The basic organizational structure of the KGB was created in 1954, when all police departments were reorganized. In the late 1980, the KGB remained a highly centralized institution, with controls implemented by the “Polit-buro” through the KGB headquarters in Moscow.
Structure of the KGB
The KGB organization was originally designated as a “state committee attached to the Council of Ministers.” On July 5th, 1978, a new law on the Council of Ministers changed the status of the KGB, along with that of several other state committees, so that its chairman was a member of the Council of Ministers by law. According to the 1977 Soviet Constitution, the Council of Ministers “coordinates and directs” the work of the ministries and state committees, including the KGB. In practice, however, the KGB had more autonomy than most other government departments and had operated with a large degree of independence from the Council of Ministers. The situation was similar with the Supreme Soviet, which had formal authority over the Council of Ministers and its agencies. In 1989, the Supreme Soviet had almost no power over the KGB operations.

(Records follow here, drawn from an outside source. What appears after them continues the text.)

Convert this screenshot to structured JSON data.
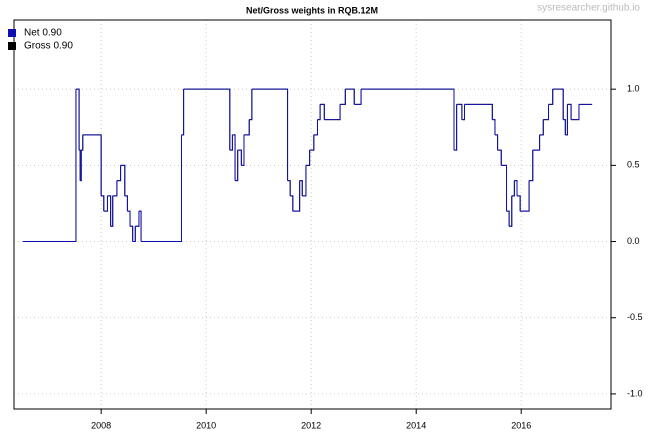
{
  "chart_data": {
    "type": "line",
    "step": "post",
    "title": "Net/Gross weights in  RQB.12M",
    "watermark": "sysresearcher.github.io",
    "x": [
      2006.51,
      2007.52,
      2007.58,
      2007.6,
      2007.62,
      2007.65,
      2007.98,
      2008.0,
      2008.05,
      2008.12,
      2008.18,
      2008.22,
      2008.3,
      2008.37,
      2008.45,
      2008.5,
      2008.55,
      2008.6,
      2008.65,
      2008.72,
      2008.76,
      2009.53,
      2009.57,
      2010.45,
      2010.5,
      2010.55,
      2010.6,
      2010.67,
      2010.72,
      2010.82,
      2010.87,
      2011.55,
      2011.6,
      2011.65,
      2011.78,
      2011.83,
      2011.9,
      2011.97,
      2012.05,
      2012.12,
      2012.17,
      2012.25,
      2012.55,
      2012.65,
      2012.82,
      2012.95,
      2014.72,
      2014.77,
      2014.87,
      2014.92,
      2015.45,
      2015.5,
      2015.55,
      2015.62,
      2015.72,
      2015.77,
      2015.82,
      2015.87,
      2015.92,
      2015.98,
      2016.15,
      2016.22,
      2016.35,
      2016.42,
      2016.52,
      2016.6,
      2016.8,
      2016.84,
      2016.88,
      2016.95,
      2017.1,
      2017.35
    ],
    "series": [
      {
        "name": "Gross 0.90",
        "color": "#000000",
        "values": [
          0,
          1.0,
          0.6,
          0.4,
          0.6,
          0.7,
          0.7,
          0.3,
          0.2,
          0.3,
          0.1,
          0.3,
          0.4,
          0.5,
          0.3,
          0.2,
          0.1,
          0,
          0.1,
          0.2,
          0,
          0.7,
          1.0,
          0.6,
          0.7,
          0.4,
          0.6,
          0.5,
          0.7,
          0.8,
          1.0,
          0.4,
          0.3,
          0.2,
          0.4,
          0.3,
          0.5,
          0.6,
          0.7,
          0.8,
          0.9,
          0.8,
          0.9,
          1.0,
          0.9,
          1.0,
          0.6,
          0.9,
          0.8,
          0.9,
          0.8,
          0.7,
          0.6,
          0.5,
          0.2,
          0.1,
          0.3,
          0.4,
          0.3,
          0.2,
          0.4,
          0.6,
          0.7,
          0.8,
          0.9,
          1.0,
          0.8,
          0.7,
          0.9,
          0.8,
          0.9,
          0.9
        ]
      },
      {
        "name": "Net 0.90",
        "color": "#1010b0",
        "values": [
          0,
          1.0,
          0.6,
          0.4,
          0.6,
          0.7,
          0.7,
          0.3,
          0.2,
          0.3,
          0.1,
          0.3,
          0.4,
          0.5,
          0.3,
          0.2,
          0.1,
          0,
          0.1,
          0.2,
          0,
          0.7,
          1.0,
          0.6,
          0.7,
          0.4,
          0.6,
          0.5,
          0.7,
          0.8,
          1.0,
          0.4,
          0.3,
          0.2,
          0.4,
          0.3,
          0.5,
          0.6,
          0.7,
          0.8,
          0.9,
          0.8,
          0.9,
          1.0,
          0.9,
          1.0,
          0.6,
          0.9,
          0.8,
          0.9,
          0.8,
          0.7,
          0.6,
          0.5,
          0.2,
          0.1,
          0.3,
          0.4,
          0.3,
          0.2,
          0.4,
          0.6,
          0.7,
          0.8,
          0.9,
          1.0,
          0.8,
          0.7,
          0.9,
          0.8,
          0.9,
          0.9
        ]
      }
    ],
    "xlim": [
      2006.34,
      2017.71
    ],
    "xticks": [
      2008,
      2010,
      2012,
      2014,
      2016
    ],
    "ylim": [
      -1.099,
      1.454
    ],
    "yticks": [
      {
        "value": -1,
        "label": "-1.0"
      },
      {
        "value": -0.5,
        "label": "-0.5"
      },
      {
        "value": 0,
        "label": "0.0"
      },
      {
        "value": 0.5,
        "label": "0.5"
      },
      {
        "value": 1,
        "label": "1.0"
      }
    ],
    "grid": true
  }
}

The KGB was a union-republic state committee, controlling the fourteen non-Russian republics. (All-union ministries and state committees, by contrast, did not have corresponding branches in the republics but executed their functions directly through Moscow.) The KGB had administrations in the states/county and cities. In the Russian Republic, however, there was no separate KGB. The main KGB administrations in the Russian Republic were subordinated directly to the central KGB offices in Moscow. At the lower levels, autonomous county, cities, and towns had KGB departments or sections.
The KGB also had a broad network of special departments in all major government institutions, enterprises, and factories. They generally consisted of one or more KGB representatives, whose purpose was to ensure the observance of security regulations and to monitor political sentiments among employees. The special departments recruited informers to help them in their tasks. A separate and very extensive network of special departments existed within the armed forces and defense-related institutions.

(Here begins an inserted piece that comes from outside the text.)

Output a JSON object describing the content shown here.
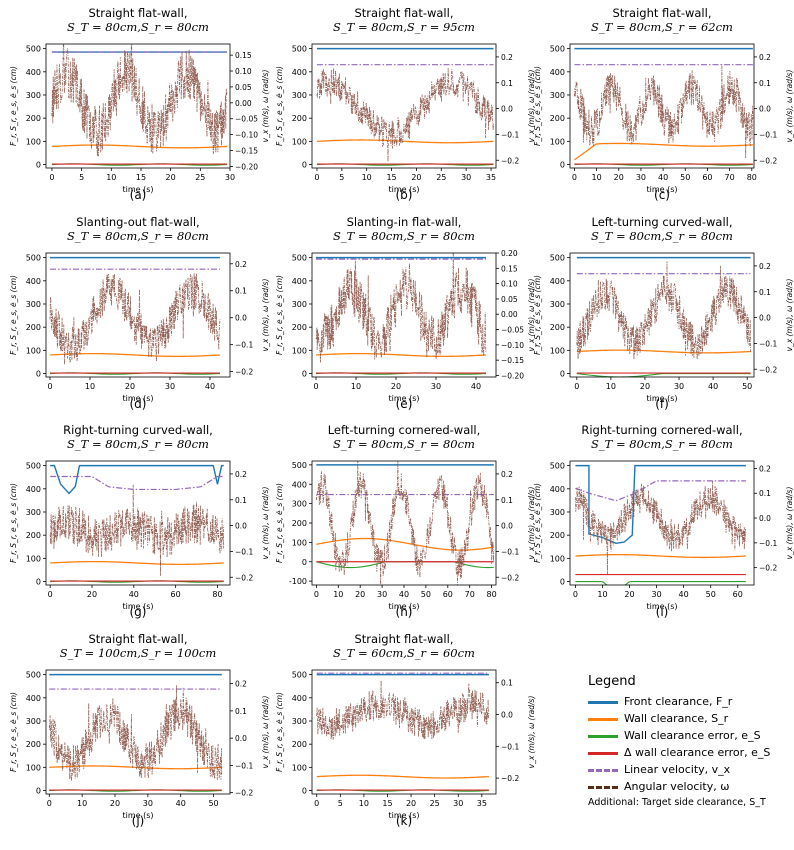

Publicly named a union-republic agency, the KGB was highly centralized and was controlled rigidly from the top. The KGB central staff kept a close watch over the operations of its branches. Moreover, local government organs had little involvement in local KGB activities. Indeed, the high degree of centralization in the KGB was reflected in the fact that regional KGB branches were not subordinated to the local government, but only to the KGB hierarchy. Thus, they differed from local branches of most union-republic ministerial agencies, such as the MVD, which were subject to dual subordination.
The KGB was directed by a chairman who was formally appointed by the Supreme Soviet but actually was selected by the “Polit-buro” – one or two first deputy chairmen, and several (usually four to six) deputy chairmen. Key decisions were made by the KGB Collegiums, which was a collective leadership department composed of the chairman, deputy chairman, chiefs of certain KGB directorates, and one or two chairmen of republic of the KGB organizations.